How to identify nodes and roll recursive graphs ?
TODO: Add Images, clear explanation
In this document, we describe the main mechanism used to identify the computations nodes (as being the same when rolling recursive nodes) and used to display accordingly.
Firstly, note that the main information used to identify nodes is the node_id
property of ComputationNodes. For instance, if the node_id of two nodes
(probably recursivly used) are the same, they are shown with the same node on the visual graph.
Regarding the issue of rolling mechanism, there are simply two modes:
Roll=False
Roll=True
If Roll=False
, each computation step is displayed on the graph uniquely despite whether they are recursively used or not. It is as simple as that. This
is done by setting node_id of each node to python id of ComputationNodes (e.g. node_id=id(tensor_node_1)).
If Roll=True
, then we identify "recursively" used modules as being the same on the visual graph. The mechanism to identify nodes depends on type of nodes.
TensorNode: TensorNodes are not rolled at all, and they all are uniquely identified. This choice is made since each tensor is used uniquely unlike modules in recursive networks
FunctionNode: Functions are identified by the id of torch function associated with output of this FunctionNode. If these are the same, then two FunctionNodes are identified. The reason behinc choice is as follows.

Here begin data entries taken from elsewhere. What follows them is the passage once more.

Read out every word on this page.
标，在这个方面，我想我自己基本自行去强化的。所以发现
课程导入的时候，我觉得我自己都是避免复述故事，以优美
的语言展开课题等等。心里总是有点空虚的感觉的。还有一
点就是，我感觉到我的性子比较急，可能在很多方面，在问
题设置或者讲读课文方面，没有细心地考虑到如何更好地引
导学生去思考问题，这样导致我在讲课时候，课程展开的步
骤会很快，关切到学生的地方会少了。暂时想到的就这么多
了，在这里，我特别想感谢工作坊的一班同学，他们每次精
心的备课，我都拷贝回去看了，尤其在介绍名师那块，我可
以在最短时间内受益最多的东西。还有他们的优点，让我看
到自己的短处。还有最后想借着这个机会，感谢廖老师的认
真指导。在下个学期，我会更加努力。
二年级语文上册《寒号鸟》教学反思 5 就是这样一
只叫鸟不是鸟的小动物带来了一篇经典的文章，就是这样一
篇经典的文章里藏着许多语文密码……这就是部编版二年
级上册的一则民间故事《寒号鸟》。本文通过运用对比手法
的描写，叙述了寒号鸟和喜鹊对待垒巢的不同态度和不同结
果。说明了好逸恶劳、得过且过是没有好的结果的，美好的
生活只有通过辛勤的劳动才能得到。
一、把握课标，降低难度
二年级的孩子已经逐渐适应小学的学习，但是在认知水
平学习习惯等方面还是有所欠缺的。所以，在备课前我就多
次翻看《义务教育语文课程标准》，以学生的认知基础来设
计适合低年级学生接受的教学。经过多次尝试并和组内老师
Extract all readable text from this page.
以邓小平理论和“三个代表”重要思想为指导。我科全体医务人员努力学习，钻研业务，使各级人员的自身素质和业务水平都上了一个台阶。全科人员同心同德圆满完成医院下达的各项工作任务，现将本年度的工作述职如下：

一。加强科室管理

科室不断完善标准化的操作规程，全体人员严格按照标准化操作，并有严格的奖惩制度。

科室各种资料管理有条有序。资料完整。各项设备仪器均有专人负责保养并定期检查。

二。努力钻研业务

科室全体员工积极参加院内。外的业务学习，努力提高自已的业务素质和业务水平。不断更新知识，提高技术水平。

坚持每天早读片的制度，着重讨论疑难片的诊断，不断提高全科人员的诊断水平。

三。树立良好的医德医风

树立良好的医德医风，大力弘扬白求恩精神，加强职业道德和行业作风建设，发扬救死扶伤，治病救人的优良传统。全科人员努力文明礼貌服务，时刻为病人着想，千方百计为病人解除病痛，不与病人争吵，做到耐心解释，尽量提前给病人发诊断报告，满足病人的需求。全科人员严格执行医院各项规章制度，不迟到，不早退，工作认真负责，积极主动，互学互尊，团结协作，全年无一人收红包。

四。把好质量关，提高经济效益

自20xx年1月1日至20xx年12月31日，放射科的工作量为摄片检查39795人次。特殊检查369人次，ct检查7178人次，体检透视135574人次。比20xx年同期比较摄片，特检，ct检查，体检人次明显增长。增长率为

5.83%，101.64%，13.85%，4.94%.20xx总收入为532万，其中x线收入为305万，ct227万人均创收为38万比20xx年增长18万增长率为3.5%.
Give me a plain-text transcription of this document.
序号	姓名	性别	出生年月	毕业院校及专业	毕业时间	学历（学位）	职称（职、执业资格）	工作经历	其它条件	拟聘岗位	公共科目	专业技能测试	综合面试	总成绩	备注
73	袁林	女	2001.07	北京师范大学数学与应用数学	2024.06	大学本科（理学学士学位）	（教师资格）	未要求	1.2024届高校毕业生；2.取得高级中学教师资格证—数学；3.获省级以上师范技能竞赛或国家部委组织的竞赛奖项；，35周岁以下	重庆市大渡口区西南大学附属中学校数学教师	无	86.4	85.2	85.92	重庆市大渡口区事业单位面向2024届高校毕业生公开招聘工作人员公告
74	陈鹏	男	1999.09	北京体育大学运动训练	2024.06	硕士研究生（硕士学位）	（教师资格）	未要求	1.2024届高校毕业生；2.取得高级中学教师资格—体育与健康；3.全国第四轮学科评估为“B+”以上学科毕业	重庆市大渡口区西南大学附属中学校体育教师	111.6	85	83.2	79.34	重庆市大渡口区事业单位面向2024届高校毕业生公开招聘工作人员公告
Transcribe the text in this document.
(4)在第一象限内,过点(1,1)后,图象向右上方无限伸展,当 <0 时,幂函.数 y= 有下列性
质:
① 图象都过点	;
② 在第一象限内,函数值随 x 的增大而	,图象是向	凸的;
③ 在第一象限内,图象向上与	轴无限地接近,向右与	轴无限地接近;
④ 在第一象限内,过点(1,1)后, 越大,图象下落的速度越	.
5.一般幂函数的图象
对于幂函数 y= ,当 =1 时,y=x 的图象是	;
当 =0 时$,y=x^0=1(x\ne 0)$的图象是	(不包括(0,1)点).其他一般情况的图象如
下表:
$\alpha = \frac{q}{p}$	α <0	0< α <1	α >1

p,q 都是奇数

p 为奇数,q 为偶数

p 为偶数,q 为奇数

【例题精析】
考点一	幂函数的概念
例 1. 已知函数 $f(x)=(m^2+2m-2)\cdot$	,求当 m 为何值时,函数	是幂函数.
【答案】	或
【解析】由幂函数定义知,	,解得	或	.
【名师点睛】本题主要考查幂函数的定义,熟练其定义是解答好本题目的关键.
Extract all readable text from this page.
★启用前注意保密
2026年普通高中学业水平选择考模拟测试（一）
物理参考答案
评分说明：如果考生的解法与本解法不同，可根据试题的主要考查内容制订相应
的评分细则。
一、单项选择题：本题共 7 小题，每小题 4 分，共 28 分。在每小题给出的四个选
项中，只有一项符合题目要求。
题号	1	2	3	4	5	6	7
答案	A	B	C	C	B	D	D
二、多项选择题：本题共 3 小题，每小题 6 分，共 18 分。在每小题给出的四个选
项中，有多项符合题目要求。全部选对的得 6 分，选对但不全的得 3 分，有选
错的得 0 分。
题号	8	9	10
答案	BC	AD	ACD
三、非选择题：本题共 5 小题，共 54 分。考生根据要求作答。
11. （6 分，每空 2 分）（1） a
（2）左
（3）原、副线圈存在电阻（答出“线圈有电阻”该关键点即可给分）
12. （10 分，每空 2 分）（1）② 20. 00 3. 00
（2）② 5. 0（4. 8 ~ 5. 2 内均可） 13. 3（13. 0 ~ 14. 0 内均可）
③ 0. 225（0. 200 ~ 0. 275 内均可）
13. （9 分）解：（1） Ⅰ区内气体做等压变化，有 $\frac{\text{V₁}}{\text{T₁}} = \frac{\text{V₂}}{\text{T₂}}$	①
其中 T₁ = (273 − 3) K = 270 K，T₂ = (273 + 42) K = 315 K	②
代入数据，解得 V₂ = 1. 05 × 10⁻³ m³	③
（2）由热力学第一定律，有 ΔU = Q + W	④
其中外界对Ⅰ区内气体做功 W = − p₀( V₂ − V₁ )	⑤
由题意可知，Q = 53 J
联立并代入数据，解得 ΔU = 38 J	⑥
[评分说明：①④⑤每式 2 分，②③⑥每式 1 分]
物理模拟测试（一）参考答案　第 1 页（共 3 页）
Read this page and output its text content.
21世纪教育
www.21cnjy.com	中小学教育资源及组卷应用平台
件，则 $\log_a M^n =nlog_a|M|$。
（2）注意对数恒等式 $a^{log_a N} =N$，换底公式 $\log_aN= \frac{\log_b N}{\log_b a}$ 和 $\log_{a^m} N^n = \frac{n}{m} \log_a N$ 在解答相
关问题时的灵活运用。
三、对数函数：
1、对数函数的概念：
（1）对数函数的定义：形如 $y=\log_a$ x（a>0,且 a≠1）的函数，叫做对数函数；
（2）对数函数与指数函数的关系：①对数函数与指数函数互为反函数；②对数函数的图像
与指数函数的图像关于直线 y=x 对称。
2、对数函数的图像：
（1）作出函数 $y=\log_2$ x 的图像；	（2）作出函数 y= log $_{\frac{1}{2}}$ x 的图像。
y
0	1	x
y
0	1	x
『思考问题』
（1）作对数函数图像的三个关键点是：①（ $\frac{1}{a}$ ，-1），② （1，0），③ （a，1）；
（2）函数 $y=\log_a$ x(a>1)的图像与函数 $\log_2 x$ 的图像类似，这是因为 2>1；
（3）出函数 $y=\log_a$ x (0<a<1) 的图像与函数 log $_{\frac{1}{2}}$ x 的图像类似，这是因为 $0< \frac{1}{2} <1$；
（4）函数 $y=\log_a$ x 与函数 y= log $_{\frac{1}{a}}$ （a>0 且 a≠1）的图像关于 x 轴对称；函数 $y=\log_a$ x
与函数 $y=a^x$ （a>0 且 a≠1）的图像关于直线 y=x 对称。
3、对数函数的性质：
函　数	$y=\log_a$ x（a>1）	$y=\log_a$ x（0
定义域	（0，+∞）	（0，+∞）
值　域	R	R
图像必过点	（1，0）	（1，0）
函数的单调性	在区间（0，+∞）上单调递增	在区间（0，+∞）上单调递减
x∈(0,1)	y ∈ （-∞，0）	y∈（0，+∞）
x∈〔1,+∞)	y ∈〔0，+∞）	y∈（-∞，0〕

First of all, we cannot only use id of torch function since, for instance, two torch functions used in different places but are the same torch function would be identified (e.g. two skip connection used in different places would lead torch.add in different places). But, visually this is not appealing at all. Imagine two skip connection (far apart) sharing the same node, very ugly. But, there is the choice of input id. Well, this is not really optimal either. Image, you have one tensor and and that this tensor is applied to two different torch.relu calls. You would want to see 2 distinct branch of function nodes coming out of this input node. But, if you identify with input nodes, then there will be only one branch. This is because identification node (input node) is the same for each torch.relu call. Finally. we are left with the choice of output node id. This perfectly makes sense since each output tensor must originate from a unique function call. Meaning, once you tell me the tensor node, I can uniquely tell you function node that it returned. For instance, this leads to 2 distinct branches in the previous example of
torch.relu
. There is another thing to consider when we hide the inner tensors. It is that output to identify to nodes by wont beTensorNodes
. Above, we argued that it all works well in the case identification by output tensornode. The mechanism still works well for output Module or FunctionNodes. The reason for this is similar to the previous argument (input node id does not work and output node id gives your unique way to identify FunctionNode).ModuleNode: For ModuleNode, there two subcases: Stateless and Stateful Modules. Stateless Module refers to any module that has no
torch.nn.parameter.Parameter
. Usually, the way these modules are used is that they are created once and used in different places and multiple times. So, they pretty much used as a torch function. Therefore, they are identified the same way as FunctionNode. To convince you even more, imagine that they are identified by output id but rather the id of python object itself (like stateful module, see below), then the same e.g. all the ReLUs would be connected to the one shared node, (quite ugly). Secondly, we look at Stateful Module. These are idenfitied by the id of the python object ModuleNode. This is very reasonable if you want to roll the graph, you want to the object (i.e. Module with the same parameters) to appear the same visually.